Strengths and weaknesses
Principle strength of the set is it's compact size, light weight and rugged construction. The headset/mike cable and the power connector cables are plug in and have a hold down screw which make them almost impossible to accidentally pull loose, unlike prior sets.
Major weakness of the radios is the fact that they are not easily repaired. Removal of any of the modules would require considerable labour. Replacement of one or more of the tuning modules in the receiver would require removal of all three so that the shaft for the rotary switches can be withdrawn. In addition, while there are three separate modules, in the receiver, they are all built on one printed circuit board. Any major damage to a tuning module requires replacement of all three. It is my opinion that this set is basically a throw away set. If anything breaks down, throw it away and get a new one.
The transmitter is a bit easier to work on but still repairs are labour intensive.
The headset/mike cable has a 1/4 inch thick cable connecting the mike to the radio. The headset, however, has a very thin cord which looks like it is easily broken. The key is not the best key for a tactical radio.
The generator, while well built is on a very flimsy mount.

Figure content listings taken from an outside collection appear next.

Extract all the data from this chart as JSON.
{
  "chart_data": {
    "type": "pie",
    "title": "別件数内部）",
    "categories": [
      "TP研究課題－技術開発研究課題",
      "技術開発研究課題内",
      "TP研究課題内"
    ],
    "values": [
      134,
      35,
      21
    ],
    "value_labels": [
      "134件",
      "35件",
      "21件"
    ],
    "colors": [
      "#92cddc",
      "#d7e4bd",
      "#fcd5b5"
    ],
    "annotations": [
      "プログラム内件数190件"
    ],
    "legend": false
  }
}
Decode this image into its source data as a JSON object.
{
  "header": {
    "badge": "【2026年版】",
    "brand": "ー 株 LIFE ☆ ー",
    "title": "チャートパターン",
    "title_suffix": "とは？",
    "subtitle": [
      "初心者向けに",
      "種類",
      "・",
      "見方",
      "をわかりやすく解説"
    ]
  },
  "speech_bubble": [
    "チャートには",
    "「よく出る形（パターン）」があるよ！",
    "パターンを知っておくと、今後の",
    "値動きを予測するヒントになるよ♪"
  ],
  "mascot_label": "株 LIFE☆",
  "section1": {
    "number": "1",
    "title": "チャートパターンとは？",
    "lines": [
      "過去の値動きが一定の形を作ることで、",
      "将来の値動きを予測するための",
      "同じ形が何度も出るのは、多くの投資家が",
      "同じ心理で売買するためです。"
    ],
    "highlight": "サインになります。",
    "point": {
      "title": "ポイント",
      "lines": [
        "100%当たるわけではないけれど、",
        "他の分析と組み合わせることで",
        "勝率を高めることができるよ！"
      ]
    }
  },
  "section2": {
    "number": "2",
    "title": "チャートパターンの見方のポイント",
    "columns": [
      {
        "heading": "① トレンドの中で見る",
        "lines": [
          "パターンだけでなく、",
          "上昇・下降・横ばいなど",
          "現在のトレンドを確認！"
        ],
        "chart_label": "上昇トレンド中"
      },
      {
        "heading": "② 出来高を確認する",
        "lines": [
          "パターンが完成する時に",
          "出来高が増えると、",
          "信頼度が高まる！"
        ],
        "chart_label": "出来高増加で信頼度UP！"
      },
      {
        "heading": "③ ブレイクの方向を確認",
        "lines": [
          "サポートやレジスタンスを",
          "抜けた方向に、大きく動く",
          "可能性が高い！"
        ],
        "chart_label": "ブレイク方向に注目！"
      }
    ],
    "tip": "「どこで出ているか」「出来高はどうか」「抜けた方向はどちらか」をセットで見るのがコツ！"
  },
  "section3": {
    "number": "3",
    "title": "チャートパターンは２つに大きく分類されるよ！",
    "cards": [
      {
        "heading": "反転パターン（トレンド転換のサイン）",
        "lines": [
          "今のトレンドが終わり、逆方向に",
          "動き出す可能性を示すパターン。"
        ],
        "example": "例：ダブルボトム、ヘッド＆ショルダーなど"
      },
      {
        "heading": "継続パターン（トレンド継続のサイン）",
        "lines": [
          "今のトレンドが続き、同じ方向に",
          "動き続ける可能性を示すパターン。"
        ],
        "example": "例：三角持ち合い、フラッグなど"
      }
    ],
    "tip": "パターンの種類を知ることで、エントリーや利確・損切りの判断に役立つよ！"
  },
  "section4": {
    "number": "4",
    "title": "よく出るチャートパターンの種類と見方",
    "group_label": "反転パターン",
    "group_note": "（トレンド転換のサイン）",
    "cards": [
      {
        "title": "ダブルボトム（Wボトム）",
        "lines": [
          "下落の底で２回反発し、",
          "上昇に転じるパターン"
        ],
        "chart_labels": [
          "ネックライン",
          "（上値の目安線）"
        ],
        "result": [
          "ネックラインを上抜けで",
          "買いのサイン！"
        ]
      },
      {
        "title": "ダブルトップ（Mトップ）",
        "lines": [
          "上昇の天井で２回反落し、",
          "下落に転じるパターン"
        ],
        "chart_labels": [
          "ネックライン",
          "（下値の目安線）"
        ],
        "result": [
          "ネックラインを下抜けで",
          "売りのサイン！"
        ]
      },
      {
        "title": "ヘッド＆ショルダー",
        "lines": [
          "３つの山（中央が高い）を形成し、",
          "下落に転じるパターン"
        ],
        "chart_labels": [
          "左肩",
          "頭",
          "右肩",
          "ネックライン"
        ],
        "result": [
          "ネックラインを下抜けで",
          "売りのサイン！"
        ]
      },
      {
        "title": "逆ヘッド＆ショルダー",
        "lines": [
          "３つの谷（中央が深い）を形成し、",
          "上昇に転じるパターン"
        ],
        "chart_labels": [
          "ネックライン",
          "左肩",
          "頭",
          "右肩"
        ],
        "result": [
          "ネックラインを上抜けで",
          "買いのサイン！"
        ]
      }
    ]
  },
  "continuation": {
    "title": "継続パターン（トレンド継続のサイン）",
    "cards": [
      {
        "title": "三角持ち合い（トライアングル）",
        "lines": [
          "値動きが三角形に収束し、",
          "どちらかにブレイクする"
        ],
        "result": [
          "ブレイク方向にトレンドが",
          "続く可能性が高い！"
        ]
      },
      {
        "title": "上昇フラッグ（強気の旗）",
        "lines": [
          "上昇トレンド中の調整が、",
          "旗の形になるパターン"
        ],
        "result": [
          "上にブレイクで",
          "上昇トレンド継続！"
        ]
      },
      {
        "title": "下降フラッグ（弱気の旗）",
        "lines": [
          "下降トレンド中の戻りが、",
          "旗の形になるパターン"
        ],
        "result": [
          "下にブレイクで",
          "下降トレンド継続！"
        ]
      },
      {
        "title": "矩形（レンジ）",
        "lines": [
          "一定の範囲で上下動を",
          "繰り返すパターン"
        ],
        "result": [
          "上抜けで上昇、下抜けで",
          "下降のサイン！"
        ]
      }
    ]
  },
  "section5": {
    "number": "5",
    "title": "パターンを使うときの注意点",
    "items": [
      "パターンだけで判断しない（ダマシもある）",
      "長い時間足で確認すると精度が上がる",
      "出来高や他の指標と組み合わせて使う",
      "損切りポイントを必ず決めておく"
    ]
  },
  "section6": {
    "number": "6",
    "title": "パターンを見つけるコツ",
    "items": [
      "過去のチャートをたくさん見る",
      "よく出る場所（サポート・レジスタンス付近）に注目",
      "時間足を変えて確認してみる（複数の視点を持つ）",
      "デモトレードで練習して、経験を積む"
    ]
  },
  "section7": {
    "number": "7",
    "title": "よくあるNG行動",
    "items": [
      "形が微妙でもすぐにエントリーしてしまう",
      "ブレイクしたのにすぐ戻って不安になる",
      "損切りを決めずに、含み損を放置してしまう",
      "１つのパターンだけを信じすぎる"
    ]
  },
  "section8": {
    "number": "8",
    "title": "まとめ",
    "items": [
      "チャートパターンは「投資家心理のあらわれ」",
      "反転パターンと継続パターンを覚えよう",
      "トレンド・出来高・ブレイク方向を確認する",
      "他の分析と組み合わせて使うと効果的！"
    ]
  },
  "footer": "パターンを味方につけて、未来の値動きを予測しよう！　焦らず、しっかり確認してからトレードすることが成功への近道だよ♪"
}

It is obviously designed with a small stature, light weight person in mind.
The antenna loading coil is another weak area. It has a wire that connects to the various taps. This wire easily becomes disconnected, just moving the set from room to room. Walking through a jungle or any tactical situation must make it even more susceptible to accidental disconnection

Collector Value
Difficult to place a value on this set. It is not readily identifiable as part of the North Vietnamese or Viet Cong arsenal during the period of the U.S. effort during the Vietnam War. The radio set alone is probably worth about $150 to $200.00 to a serious collector. With all the accessories, such as the headset, headset/mike, key, antenna, and with a technical manual and a schematic, the set should be worth about $400 to $500 to a serious collector. With the generator, add another $200.00. This set is an interesting piece of the radio history of the Chinese Armed Forces. It is also one of the first Chinese military sets to use transistors, a step forward for the Chinese radio industry.